In occasione della pubblicazione dei risultati del terzo trimestre gli analisti di Société Générale hanno rivisto rating e prezzi obiettivo. Ecco a loro parere, scrive Milanofinanza.it, cinque mid e small caps (titoli con una capitalizzazione inferiore a 5 miliardi) che meritano il rating buy e altrettanti da evitare.

1. Glanbia
Alla multinazionale irlandese del settore food, guidata da Siobhan Talbot, gli esperti della banca d’affari francese hanno attribuito il target price di 12,8 euro, che implica un potenziale di rialzo del 14,3%, grazie all’espansione del business all’estero e alle significative opportunità che derivano dall’acquisizione recente di Isopure.  Le vendite sono stimate in aumento a doppia cifra nel medio termine. Sommando il rendimento della cedola, il total return è del 15,3%. Il titolo, che capitalizza 3,3 miliardi di euro, negli ultimi tre mesi è sceso del 4%, ma a 12 mesi la performance è positiva per il 17%. Il p/e 2014 è 19 in calo a 16,8 nel 2015. L’investor day si terrà a Chicago il 19 novembre.

2. Nexity
Gli obiettivi di bilancio del 2014 sono stati confermati sebbene dal mercato immobiliare non arrivino segnali di ripresa. Il target price di 37 euro, del 32% superiore ai livelli attuali, è stato calcolato con il metodo della somma delle parti (le attività di sviluppo che sono state valutate 8 volte l’ebit 2016 e quelle di servizio 9 volte, meno uno sconto del 20%). In futuro dovrebbe trarre vantaggio dal progetto Grand Paris, in cui il governo francese pensa di investire 23,5 miliardi di ero in nuove infrastrutture fra il 2015 e il 2020 e ha individuato la necessità di 70 mila unità residenziali in conseguenza della crescita della popolazione ed economica nella regione Lle de France.

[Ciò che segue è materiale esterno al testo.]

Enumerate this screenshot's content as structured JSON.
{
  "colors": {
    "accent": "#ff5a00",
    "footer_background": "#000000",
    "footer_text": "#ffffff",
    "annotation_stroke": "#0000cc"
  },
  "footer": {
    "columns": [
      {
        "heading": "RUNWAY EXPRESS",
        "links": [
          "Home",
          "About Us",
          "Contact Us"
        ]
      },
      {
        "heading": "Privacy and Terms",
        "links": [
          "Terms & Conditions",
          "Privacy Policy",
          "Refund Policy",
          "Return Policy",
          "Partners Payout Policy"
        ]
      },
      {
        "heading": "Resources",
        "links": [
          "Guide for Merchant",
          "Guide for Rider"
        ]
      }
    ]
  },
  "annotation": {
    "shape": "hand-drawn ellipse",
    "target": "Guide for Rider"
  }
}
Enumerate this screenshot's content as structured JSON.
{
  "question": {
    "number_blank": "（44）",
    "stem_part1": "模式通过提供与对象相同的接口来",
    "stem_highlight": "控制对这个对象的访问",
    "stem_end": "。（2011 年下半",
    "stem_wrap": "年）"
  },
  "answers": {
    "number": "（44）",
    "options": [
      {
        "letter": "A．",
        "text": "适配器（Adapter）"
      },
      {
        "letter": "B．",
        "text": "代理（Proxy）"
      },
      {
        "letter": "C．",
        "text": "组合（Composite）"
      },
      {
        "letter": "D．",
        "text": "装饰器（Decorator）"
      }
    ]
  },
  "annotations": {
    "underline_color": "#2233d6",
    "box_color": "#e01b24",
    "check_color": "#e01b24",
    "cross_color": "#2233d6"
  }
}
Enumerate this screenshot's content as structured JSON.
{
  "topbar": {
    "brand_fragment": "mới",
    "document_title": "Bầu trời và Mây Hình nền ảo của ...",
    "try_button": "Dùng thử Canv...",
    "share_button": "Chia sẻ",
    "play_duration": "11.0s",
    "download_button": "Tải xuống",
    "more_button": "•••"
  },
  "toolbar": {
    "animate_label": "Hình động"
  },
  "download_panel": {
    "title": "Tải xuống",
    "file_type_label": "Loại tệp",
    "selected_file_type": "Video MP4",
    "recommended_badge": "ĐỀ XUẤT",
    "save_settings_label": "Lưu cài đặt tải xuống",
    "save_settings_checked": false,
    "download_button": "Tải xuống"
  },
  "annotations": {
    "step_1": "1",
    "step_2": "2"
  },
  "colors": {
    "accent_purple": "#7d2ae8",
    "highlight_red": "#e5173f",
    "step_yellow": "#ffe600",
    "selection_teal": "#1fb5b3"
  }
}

Il titolo capitalizza 1,47 miliardi di euro, contro un valore d’impresa (capitalizzazione più debito netto) di 1,74 miliardi. Il p/e scende da 18,2 del 2014 a 14,3 nel 2015, mentre il dividend yield è molto attraente (7,3% in entrambi gli esercizi).

3. Ingenico
Il gruppo francese specializzato nei pagamenti elettronici, e guidato da Philippe Lazare, ha un potenziale di rialzo del 13,4% rispetto al prezzo obiettivo di 90 euro, che sale al 14,6% considerando anche il rendimento della cedola. Gli esperti hanno assegnato al titolo il rating buy, nonostante la forte performance già registrata nell’ultimo anno (+48,6%), perché si rileva un’accelerazione nello sviluppo delle nuove tecnologie (EMV/NFC) soprattutto in Nord America, la conferma della posizione di leadership (46% di quota di mercato) negli Smat Terminals, guidata dagli Usa e dalla Cina, e l’offerta unica di one-stop shopping nei pagamenti. Il p/e del titolo, che capitalizza 4,2 miliardi di euro, scende da 22,6 nel 2014 a 18,2 nel 2015.

4. Metropole Television
Giudizio favorevole sulla società televisiva francese che controlla il canale M6. La distanza fra le quotazioni attuali (13,5 euro) e il target price fissato dagli analisti (19 euro) è del 40,7%. Il prezzo obiettivo è calcolato basandosi su una media ponderata della valutazione ai massimi del ciclo economico (21,5 euro) e a metà del ciclo (17,5 euro). I risultati del terzo trimestre sono stati leggermente migliori del consensus di mercato. Il titolo, che capitalizza 1,7 miliardi di euro, tratta 14,4 volte l’utile 2014 e 12,9 quello del 2015. Elevato il dividend yield, del 6,7% in questo esercizio e del 6% nel prossimo. Negli ultimi 12 mesi ha registrato un total return (performance più rendimento della cedola) negativo (-13,2%).

5. Logista
La compagnia spagnola specializzata in soluzioni logistiche merita un prezzo obiettivo di 16,5 euro, del 19,6% superiore alle quotazioni attuali, che arriva al 25%% se si considerando anche il rendimento della cedola. E’ il distributore leader di tabacco nel sud Europa, con vendite annue retail per 47 miliardi di euro (comprese le tasse) in Spagna, Francia e Italia. Il gruppo è sostanzialmente privo di debiti e intende pagare un payout almeno del 90% sul risultato netto, con il risultato di essere molto generoso con gli azionisti di minoranza (il dividend yield 2015 è intorno al 6%), Il p/e del titolo, che capitalizza 1,8 miliardi di euro, è stabile intorno a 11,2.